"Spin instructors and women who were taking hot yoga upwards of five times a week were getting more discoloration and persistent redness than other patients."
“We used to think UV rays were the only external cause of skin damage, like age spots, but a growing body of research tells us that’s just not true," Doris Day, MD, a clinical associate professor of dermatology at NYU Langone Medical Center in New York City, told Allure. "Spin instructors and women who were taking hot yoga upwards of five times a week were getting more discoloration and persistent redness than other patients."
But how is that even happening? Zoe Diana Draelos, MD, a consulting professor of dermatology at Duke University, says it all has to do with how heat interacts with skin cells.
“We now know that heat triggers melanocytes, the pigment-producing cells within our skin, to create the pigment that causes age spots as a defense mechanism,” says Dr. Draelos. "Melanocytes react when they’re injured, and heat is a form of injury.”
Before you go cancel any of your favorite classes, there is something you can do to help prevent damage to overheated skin.

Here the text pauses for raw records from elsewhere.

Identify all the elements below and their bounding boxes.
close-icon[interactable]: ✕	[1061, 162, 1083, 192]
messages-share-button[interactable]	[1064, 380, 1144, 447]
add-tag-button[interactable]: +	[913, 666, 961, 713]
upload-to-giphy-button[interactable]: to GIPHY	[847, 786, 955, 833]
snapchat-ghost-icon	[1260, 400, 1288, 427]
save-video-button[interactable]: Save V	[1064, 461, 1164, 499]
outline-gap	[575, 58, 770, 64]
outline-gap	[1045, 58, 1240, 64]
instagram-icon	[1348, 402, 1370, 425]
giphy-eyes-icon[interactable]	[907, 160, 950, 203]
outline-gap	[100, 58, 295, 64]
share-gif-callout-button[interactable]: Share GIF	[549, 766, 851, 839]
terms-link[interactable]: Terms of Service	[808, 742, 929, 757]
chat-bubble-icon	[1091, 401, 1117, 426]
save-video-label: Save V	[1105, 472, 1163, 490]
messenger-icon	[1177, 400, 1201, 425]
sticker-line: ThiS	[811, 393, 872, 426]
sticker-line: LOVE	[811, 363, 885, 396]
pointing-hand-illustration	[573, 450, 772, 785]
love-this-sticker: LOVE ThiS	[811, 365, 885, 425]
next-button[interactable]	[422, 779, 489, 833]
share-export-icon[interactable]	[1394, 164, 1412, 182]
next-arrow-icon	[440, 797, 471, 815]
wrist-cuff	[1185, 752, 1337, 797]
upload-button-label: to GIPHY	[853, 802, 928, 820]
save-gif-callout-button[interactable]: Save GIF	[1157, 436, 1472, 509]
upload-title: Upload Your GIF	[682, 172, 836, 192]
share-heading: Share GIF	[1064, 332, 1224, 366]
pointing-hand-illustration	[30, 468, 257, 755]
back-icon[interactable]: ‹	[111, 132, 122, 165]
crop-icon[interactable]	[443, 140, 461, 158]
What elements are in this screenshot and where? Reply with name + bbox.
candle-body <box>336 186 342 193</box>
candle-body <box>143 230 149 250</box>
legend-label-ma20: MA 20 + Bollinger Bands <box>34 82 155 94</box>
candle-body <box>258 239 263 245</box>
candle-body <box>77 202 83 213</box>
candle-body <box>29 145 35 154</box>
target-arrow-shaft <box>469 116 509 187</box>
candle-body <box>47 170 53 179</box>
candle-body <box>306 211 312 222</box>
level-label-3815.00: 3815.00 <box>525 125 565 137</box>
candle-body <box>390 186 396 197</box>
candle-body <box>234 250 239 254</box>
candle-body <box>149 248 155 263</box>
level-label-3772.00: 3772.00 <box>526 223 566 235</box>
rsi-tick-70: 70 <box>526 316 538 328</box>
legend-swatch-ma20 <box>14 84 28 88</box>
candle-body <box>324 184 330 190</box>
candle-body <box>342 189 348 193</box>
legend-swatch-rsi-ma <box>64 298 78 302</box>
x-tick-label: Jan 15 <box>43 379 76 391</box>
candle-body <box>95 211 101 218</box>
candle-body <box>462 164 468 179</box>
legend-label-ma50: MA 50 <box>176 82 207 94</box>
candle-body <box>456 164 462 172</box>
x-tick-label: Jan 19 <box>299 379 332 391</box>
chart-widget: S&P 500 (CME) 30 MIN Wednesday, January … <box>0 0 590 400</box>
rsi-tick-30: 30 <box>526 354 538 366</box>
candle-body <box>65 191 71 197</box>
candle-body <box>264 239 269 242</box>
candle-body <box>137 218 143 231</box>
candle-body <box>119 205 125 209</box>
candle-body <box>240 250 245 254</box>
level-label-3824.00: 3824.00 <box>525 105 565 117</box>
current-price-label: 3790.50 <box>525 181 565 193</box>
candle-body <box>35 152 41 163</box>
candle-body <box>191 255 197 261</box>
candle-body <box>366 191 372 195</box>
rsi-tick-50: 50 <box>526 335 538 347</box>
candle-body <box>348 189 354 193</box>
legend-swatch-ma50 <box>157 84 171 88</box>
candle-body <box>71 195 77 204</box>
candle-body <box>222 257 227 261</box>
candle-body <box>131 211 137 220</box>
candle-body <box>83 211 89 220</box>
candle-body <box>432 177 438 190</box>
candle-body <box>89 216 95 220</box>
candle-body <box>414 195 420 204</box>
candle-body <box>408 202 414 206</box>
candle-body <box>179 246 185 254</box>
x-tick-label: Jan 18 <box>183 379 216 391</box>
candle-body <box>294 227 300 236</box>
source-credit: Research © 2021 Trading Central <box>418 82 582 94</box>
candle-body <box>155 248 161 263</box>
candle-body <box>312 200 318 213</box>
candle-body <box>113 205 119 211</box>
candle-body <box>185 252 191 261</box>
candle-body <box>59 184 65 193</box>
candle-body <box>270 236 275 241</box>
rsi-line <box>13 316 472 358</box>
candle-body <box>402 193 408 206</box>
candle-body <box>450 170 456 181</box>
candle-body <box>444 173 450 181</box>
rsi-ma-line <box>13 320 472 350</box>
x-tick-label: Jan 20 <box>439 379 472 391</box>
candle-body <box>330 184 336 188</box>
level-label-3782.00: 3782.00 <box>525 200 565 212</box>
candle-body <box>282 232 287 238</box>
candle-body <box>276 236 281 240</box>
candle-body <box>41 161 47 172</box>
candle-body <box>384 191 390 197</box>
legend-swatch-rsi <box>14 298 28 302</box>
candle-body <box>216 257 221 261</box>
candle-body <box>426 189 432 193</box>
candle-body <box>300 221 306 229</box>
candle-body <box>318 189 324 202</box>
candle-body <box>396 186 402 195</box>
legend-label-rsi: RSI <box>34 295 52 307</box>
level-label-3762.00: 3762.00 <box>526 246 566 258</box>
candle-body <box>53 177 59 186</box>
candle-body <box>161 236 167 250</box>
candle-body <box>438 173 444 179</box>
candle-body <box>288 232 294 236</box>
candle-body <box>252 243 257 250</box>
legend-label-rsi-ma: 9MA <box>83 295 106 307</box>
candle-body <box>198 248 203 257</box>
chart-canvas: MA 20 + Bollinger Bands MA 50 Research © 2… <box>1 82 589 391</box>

First, add some variety into your schedule to balance out the heat-heavy workouts with ones that won't leave you feeling like a hot, sweaty mess.
And when you do take hot yoga, go on a run, or head to a spin class, Dr. Day recommends taking an icy shower or using a refrigerated mask afterward to bring your skin's temp back down to normal. Just do it as soon as possible after your workout to prevent the most damage.
Otherwise, Dr. Draelos says wearing a foundation containing the minerals titanium dioxide, zinc oxide, iron oxides, or kaolin during a hot workout also helps block out the infrared heat—but, if you're worried about clogging pores, a good old ice bath might reign supreme as a skin-saving regimen.